The new regulations were also cited in a statement provided by JPMorgan Chase, which said: "We are confident that when analyzing our HAMP pipeline with an understanding of these requirements, our performance would reinforce Chase's efforts to keep families in their homes."
Other changes are underway in the industry. Several traditional lenders have scaled back their mortgage servicing operations, which collect mortgage payments. They've sold their troubled loans to less-strictly regulated specialty servicers such as Ocwen and SPS, which may be why those two firms top the list in terms of volume of unprocessed loans. Industry observers say it's taking time for specialty servicers to get up to speed on the new mortgages they've purchased. (Some federal and state regulators are closely scrutinizing these transfers. including New York's top banking regulator, Benjamin Lawsky.)
Funding for HAMP came from the $700 billion that the Treasury Department used to bail out banks and other firms considered vital to the nation’s financial stability. SIGTARP, which produced Wednesday's analysis, oversees the bailout money and has consistently criticized the administration's handling of HAMP in its regular reports to Congress.
HAMP was to expire at the end of 2015, but Treasury has extended it for another year. Initially, the administration projected it wold help 3 million to 4 million struggling borrowers. But only 1.4 million homeowners got a permanent modification, or about 1 out of 6 who applied for one.
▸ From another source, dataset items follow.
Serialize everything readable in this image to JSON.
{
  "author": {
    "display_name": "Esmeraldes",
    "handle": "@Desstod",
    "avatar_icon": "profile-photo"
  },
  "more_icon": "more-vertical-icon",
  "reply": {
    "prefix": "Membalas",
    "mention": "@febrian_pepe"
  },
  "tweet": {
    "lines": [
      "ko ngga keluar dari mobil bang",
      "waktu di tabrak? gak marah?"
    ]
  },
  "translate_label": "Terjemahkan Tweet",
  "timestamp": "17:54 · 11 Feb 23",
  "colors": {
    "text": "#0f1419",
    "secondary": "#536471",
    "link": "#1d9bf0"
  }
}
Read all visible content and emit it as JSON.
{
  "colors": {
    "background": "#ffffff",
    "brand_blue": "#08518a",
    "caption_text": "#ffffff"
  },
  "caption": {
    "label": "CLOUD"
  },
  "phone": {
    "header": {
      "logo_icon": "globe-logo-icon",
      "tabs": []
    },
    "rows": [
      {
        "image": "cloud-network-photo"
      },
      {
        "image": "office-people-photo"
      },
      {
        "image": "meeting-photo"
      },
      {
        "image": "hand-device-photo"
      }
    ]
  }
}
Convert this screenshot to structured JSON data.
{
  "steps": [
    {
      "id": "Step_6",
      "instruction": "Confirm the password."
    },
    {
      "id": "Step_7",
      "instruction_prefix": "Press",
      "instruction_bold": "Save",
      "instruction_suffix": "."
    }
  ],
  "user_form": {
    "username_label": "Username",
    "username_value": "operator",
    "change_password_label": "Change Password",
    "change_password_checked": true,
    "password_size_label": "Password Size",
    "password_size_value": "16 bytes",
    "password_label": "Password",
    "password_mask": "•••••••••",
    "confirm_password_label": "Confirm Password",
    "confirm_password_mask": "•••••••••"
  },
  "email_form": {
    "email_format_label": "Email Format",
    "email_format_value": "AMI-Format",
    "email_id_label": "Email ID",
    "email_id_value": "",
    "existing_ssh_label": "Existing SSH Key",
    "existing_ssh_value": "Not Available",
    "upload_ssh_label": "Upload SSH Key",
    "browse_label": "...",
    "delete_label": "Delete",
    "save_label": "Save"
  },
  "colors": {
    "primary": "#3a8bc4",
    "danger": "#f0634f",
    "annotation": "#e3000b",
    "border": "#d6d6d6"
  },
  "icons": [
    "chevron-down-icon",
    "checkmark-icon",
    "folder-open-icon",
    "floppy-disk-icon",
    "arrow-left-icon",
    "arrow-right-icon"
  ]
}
Many of those who entered the program during the darkest days of the foreclosure crisis were forced to drop out. Nearly 30 percent redefaulted. Of those who joined the program in 2009, about half redefaulted. The redefault rate was 40 percent for borrowers who came to the program in 2010. And it may get worse.
As we reported in March. roughly 800,000 borrowers enrolled in the program will see their mortgage interest rates gradually rise starting this year. As higher payments kick in, regulators and consumer advocates fear that homeowners won't be able to stay current on their mortgages.
Dina ElBoghdady covers housing policy for The Washington Post.